Despite the fact that these routes have a high potential for ecotourism use, it is important to highlight that some of them are subject to risks and threats, mainly due to the expansion of housing construction, the authorization of cultivation areas, and fires that occur mostly during dry months. To contribute to its conservation, we propose the following measures for the recovery and restoration of the populations of native forests and associated flora on the evaluated routes: (1) an area on the margins at each route that includes forests and remnants in which strict protections are respected; (2) potential restoration areas are identified to recover deforested areas that currently correspond to deteriorated areas such as in the lower areas of R2, R4, and R10; (3) the preparation and implementation of a plan to replace Eucalyptus plantations (Eucalyptus globulus) by native forest species, taking into account historical records, such as those species present in the R10, which includes highly threatened species such as Gynoxys longifolia (Figure 3C) and Escallonia myrtilloides, both native forest species that were decimated in the past in the vicinity of the city of Cusco; (4) the implementation of education campaigns, studies, and programs for the reevaluation of the native flora in the valley of Cusco; (5) the consideration of intangible conservation areas to avoid inadequate access by tourist visitors, for example, areas where endemic plants with extinction threats grow, nesting areas for some birds such as partridges and hummingbirds with a degree of threat, and mammal feeding areas, for example, the taruka. Within these areas, we have identified the upper parts of the grassland, where you can find representative animal species with high degrees of threat, such as the taruka “Hippocamelus antisensis”, the Andean fox “Lycalopex culpaeus”, and the Andean partridge “Nothoprocta ornata”.

5. Conclusions

In the present work, we show that in the Cusco Valley there is a high gamma diversity of vascular plants, with a projected 570 species, in 10 ecotourism routes traditionally traveled by local and foreign populations in the peri-urban areas of the city of Cusco. The beta diversity also shows a high plant similarity between the 10 routes, where a group of routes show a consistent grouping corresponding to those with the highest alpha diversity such as R2, R6, R7, R8, and R10. Due to the climatic characteristics of this part of the Andean region, the greatest diversity of plants in flowering season can be observed during the rainy season, which corresponds to the first months of the year.

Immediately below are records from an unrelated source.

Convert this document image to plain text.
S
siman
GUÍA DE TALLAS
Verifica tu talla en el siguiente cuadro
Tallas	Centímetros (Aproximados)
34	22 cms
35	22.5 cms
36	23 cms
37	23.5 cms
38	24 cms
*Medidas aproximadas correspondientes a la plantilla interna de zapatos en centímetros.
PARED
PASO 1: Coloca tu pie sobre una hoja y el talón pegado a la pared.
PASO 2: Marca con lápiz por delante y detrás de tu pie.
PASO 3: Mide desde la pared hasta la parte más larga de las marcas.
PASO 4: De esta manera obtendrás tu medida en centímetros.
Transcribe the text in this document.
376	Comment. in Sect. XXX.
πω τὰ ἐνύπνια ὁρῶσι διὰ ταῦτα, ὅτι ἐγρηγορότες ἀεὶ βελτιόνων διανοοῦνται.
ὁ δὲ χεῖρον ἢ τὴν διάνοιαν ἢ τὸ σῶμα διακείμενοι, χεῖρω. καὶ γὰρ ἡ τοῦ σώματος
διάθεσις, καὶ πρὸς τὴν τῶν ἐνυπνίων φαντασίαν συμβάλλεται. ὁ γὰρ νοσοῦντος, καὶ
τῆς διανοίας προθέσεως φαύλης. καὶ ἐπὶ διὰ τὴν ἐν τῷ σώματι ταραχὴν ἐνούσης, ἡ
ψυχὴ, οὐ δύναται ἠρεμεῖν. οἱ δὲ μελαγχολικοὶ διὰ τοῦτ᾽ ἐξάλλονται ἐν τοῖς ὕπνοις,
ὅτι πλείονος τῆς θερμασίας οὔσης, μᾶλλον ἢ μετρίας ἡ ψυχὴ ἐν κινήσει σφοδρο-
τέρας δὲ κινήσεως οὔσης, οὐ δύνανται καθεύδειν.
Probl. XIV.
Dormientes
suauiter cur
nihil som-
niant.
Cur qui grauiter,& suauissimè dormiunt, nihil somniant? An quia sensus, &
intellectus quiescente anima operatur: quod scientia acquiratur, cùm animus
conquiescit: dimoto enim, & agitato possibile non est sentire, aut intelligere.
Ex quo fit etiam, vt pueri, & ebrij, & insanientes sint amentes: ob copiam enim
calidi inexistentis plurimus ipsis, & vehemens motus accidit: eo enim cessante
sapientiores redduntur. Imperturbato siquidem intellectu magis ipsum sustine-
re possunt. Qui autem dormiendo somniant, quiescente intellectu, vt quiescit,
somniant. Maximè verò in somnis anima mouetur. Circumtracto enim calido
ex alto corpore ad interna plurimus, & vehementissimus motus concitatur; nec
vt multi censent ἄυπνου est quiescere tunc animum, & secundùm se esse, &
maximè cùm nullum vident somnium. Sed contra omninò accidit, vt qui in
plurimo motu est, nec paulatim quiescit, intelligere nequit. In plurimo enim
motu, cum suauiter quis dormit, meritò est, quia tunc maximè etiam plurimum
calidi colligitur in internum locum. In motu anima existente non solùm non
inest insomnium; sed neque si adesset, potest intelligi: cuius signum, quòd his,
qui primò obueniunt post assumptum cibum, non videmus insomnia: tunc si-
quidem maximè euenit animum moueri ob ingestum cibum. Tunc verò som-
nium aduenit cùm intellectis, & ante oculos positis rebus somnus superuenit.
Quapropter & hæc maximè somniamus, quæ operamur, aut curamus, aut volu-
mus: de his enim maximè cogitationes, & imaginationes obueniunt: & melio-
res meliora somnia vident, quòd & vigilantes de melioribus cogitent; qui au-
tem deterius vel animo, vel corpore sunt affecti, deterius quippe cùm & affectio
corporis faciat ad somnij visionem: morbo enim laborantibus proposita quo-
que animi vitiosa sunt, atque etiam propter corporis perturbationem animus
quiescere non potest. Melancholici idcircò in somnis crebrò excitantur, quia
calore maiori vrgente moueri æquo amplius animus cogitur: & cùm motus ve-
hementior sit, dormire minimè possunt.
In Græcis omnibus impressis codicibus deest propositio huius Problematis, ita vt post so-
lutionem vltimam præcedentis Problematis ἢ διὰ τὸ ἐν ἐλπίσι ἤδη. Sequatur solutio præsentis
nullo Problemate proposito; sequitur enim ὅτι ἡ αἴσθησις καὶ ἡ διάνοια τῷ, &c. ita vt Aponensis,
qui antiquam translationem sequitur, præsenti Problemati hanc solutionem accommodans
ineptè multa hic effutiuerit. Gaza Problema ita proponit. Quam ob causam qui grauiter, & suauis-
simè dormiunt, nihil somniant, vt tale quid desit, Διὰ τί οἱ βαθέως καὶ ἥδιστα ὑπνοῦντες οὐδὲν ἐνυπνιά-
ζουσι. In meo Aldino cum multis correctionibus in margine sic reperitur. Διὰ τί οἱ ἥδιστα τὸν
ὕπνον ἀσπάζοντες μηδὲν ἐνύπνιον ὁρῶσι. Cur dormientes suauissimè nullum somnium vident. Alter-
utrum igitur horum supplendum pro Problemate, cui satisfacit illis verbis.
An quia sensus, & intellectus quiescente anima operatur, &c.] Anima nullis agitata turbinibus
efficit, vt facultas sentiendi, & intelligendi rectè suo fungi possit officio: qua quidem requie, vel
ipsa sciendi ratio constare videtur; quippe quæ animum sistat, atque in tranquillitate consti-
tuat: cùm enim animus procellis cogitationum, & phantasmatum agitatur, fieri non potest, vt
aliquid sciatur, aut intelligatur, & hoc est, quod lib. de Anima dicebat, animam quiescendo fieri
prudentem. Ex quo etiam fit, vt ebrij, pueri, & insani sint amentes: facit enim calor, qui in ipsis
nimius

The potential use of each evaluated route, by applying the integrative method, which in our case was based on biological (represented by the diversity of plants), ecosystem (with the level of anthropic impact, and its accessibility), and cultural values (with the number of cultural units present in each route, which correspond to legacies of the rich Inca and pre-Inca cultures), has allowed us to assign an appropriate weighting to each route. The routes with the highest values were R2, R6, R7, R8, and R10. These routes have a high diversity of plants, the presence of up to two cultural units, a low level of anthropic impact, and adequate accessibility. In general, for the 10 routes, it is recommended that some mitigation measures be implemented, such as the restoration of degraded environments of natural habitats, reforestation, ecological connectivity areas, and strict protection areas. For the sustainable use and management of these areas, local authorities must also consider the establishment of rest areas, signage, the preparation of local guides, and zoning. These areas undoubtedly represent a good recreation alternative and the opportunity for programs for environment education and an appreciation of nature for the population of the city of Cusco as well as national and foreign tourists.